1/6/2020
Abstraction seemed
one way to fly over, leaving pesky details to bloody themselves on
prairie or white sand, but news that the shoreline has receded half a
foot a year since the 1920s puts the fear of god into our metaphorical
field. She writes that thinking of feelings as passing clouds does
nothing to alleviate her anger over climate change. A new metaphor
would confess to the current turmoil, highway lined with dead
animals in Australia, war clouds (which are at least dark) gathering
over mourners who vow to trade tooth for tooth. (The metaphor started
here, the correspondent says petulantly.) Who’s to argue with prophets or
profits?
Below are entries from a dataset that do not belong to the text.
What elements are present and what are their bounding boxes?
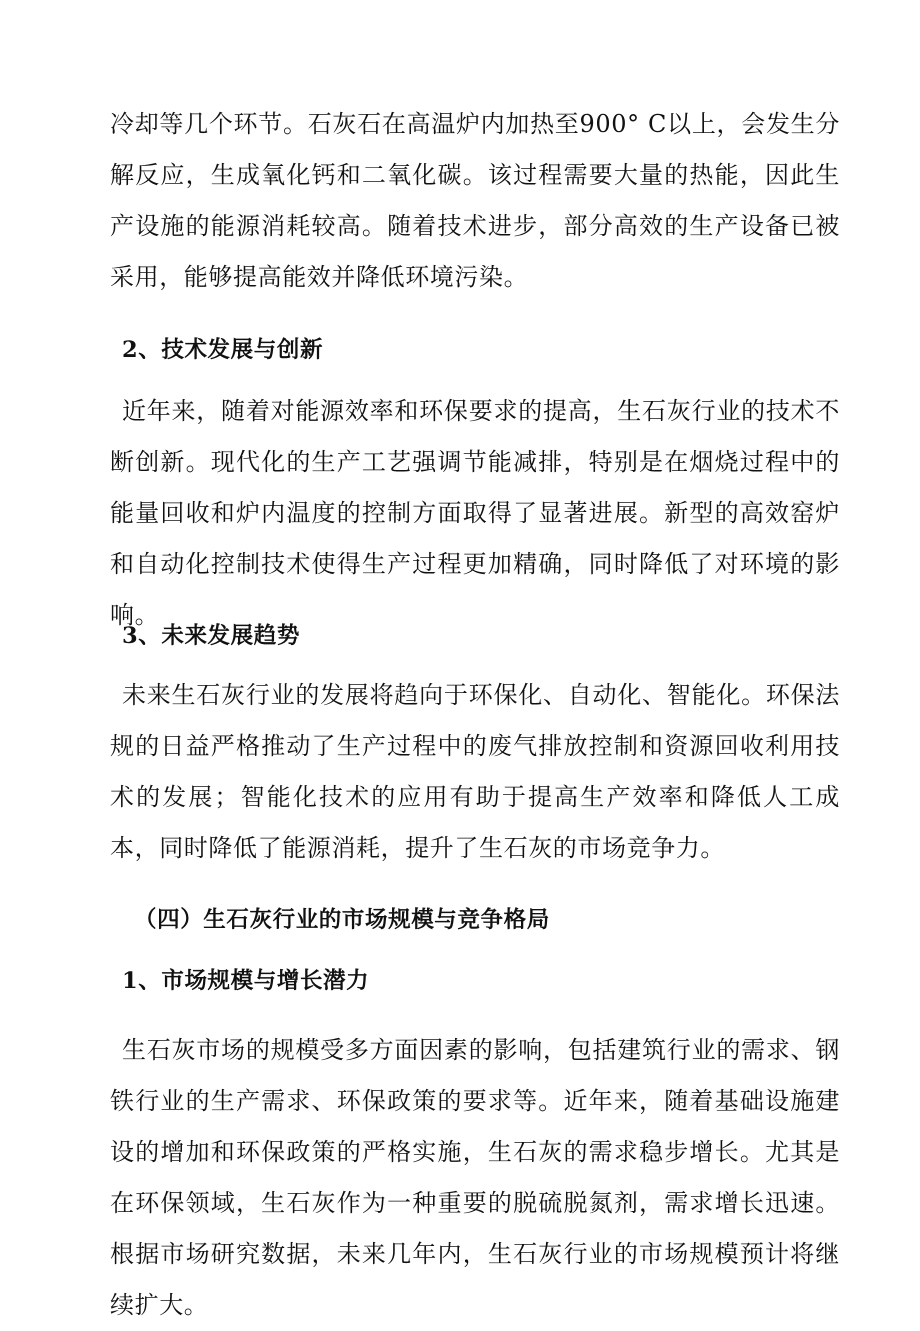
heading-future-trends: 3、未来发展趋势 — [122, 623, 300, 649]
paragraph-production-process: 冷却等几个环节。石灰石在高温炉内加热至900° C以上，会发生分解反应，生成氧化钙和二氧化碳。该过程需要大量的热能，因此生产设施的能源消耗较高。随着技术进步，部分高效的生产设备已被采用，能够提高能效并降低环境污染。 — [110, 110, 840, 291]
heading-market-growth: 1、市场规模与增长潜力 — [122, 968, 370, 994]
section-title-market-scale: （四）生石灰行业的市场规模与竞争格局 — [134, 907, 550, 933]
heading-technology-innovation: 2、技术发展与创新 — [122, 337, 324, 363]
paragraph-technology-innovation: 近年来，随着对能源效率和环保要求的提高，生石灰行业的技术不断创新。现代化的生产工艺强调节能减排，特别是在烟烧过程中的能量回收和炉内温度的控制方面取得了显著进展。新型的高效窑炉和自动化控制技术使得生产过程更加精确，同时降低了对环境的影响。 — [110, 397, 840, 629]
paragraph-future-trends: 未来生石灰行业的发展将趋向于环保化、自动化、智能化。环保法规的日益严格推动了生产过程中的废气排放控制和资源回收利用技术的发展；智能化技术的应用有助于提高生产效率和降低人工成本，同时降低了能源消耗，提升了生石灰的市场竞争力。 — [110, 681, 840, 862]
paragraph-market-growth: 生石灰市场的规模受多方面因素的影响，包括建筑行业的需求、钢铁行业的生产需求、环保政策的要求等。近年来，随着基础设施建设的增加和环保政策的严格实施，生石灰的需求稳步增长。尤其是在环保领域，生石灰作为一种重要的脱硫脱氮剂，需求增长迅速。根据市场研究数据，未来几年内，生石灰行业的市场规模预计将继续扩大。 — [110, 1036, 840, 1319]
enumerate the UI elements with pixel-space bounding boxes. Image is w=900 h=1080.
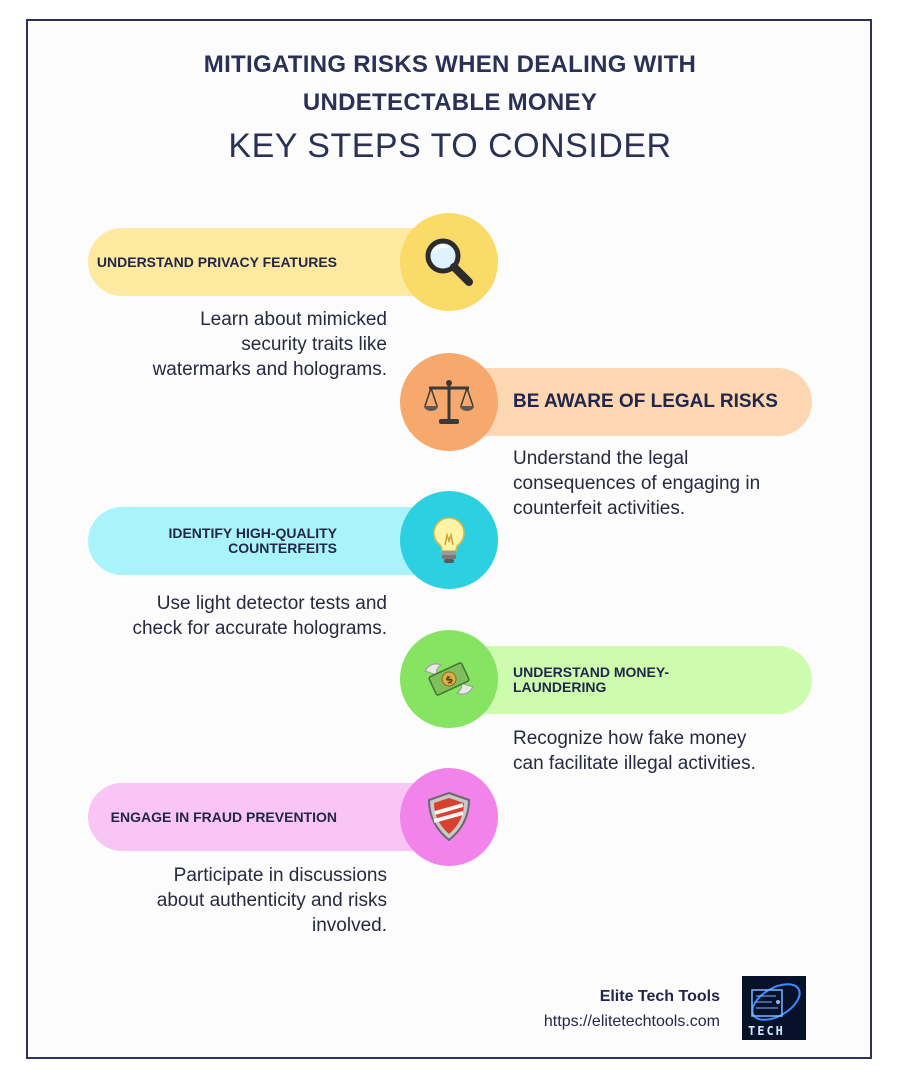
- step-4-desc-line: can facilitate illegal activities.: [513, 753, 756, 774]
- page-subtitle: KEY STEPS TO CONSIDER: [228, 127, 672, 165]
- brand-logo: [742, 976, 806, 1040]
- step-5-desc-line: Participate in discussions: [173, 865, 387, 886]
- step-1-description: [87, 307, 387, 382]
- step-3-label: [168, 526, 337, 556]
- step-1-desc-line: security traits like: [241, 334, 387, 355]
- step-5-pill: [88, 783, 448, 851]
- title-line-1: MITIGATING RISKS WHEN DEALING WITH: [203, 51, 697, 78]
- step-3-desc-line: check for accurate holograms.: [132, 618, 387, 639]
- step-4-label-line: LAUNDERING: [513, 679, 607, 695]
- footer-url-link[interactable]: https://elitetechtools.com: [543, 1013, 720, 1030]
- step-1-label: UNDERSTAND PRIVACY FEATURES: [96, 253, 337, 270]
- step-2-desc-line: Understand the legal: [513, 448, 689, 469]
- magnifier-icon: [421, 234, 477, 290]
- step-2-label: BE AWARE OF LEGAL RISKS: [513, 391, 778, 412]
- logo-text: TECH: [748, 1024, 785, 1038]
- step-4-label: [513, 665, 669, 695]
- step-2-desc-line: consequences of engaging in: [513, 473, 761, 494]
- step-3-label-line: COUNTERFEITS: [228, 540, 337, 556]
- step-1-desc-line: Learn about mimicked: [200, 309, 387, 330]
- step-1-pill: [88, 228, 448, 296]
- step-3-circle: [400, 491, 498, 589]
- page-title: [0, 46, 900, 122]
- step-5-desc-line: about authenticity and risks: [156, 890, 387, 911]
- scales-icon: [421, 374, 477, 430]
- step-2-desc-line: counterfeit activities.: [513, 498, 686, 519]
- step-2-description: [513, 446, 813, 521]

One prophet got a good sneaker deal and jogs around the
desert with tablet in hand (you can see the Apple icon in the
corner); another drives a Ford truck like the one vandalized next
door. When they meet in committee to discuss their investment in
futures, they weigh prophecy against loss, aiming to say only enough
that we fill the churches. Our Lady of the Freeways packs them in! Book deals are crucial, like the one Moses should have had on his
commandments, so don’t say anything out loud until you get your
advance. Advances are what it’s all about. Not the avant, whether
military or art, but cold cash offered before your foretelling
crashes like the Dow. You’d think that with this prognosis the name of the
game would be self-help: How to Abide the Coming Crisis. But the gang
of eight or ten or twenty-four knows other books sell better: How to
Construct Your Anti-Nuclear Hut, or How to Write Love Letters to Dear
Leader. In that instance, you need only spell out your sycophancy,
knowing it a difficult spell. (Took me three tries, with spell
check.) Exaggerate your words of affection, and never tease the
Leader, because he lacks social skills. Just pinch pen and make your
strokes broad and straight and bold. Do not hold back; mixed feelings
are no longer permitted by writ of the packed court. Do not entertain
any judge who hesitates to mete punishment, or any leader who fails
to threaten destruction of cultural sites. “War crimes” were
already a contradiction in terms, so why obey a hollow rule? Remember
when we failed to bomb them into the stone age? Second chances happen
for those who wait. It’s the quarterback’s fault
we’re a divided people. All that kneeling and no tackling. No
wonder he hasn’t had a job since. But I’ve dropped my too too
happy abstraction, strained my tea for too long in the brown waters
of the river, call it Babylon. A neighbor up the hill’s license
plate reads TIGRIS. From One to Another Paradise, the tour brochure
might read. We take you from the base of sheer tropical mountains to
the river where civilization began. You return home to smoke your
weed on Sundays. We’ve broken chronology, pulled it all into the
present tense, heard you calling in air strikes in Ahuimanu. At the
Mauna, Spring promises bulldozers and men in electric green shirts.
Until then, attend to the birds and trucks.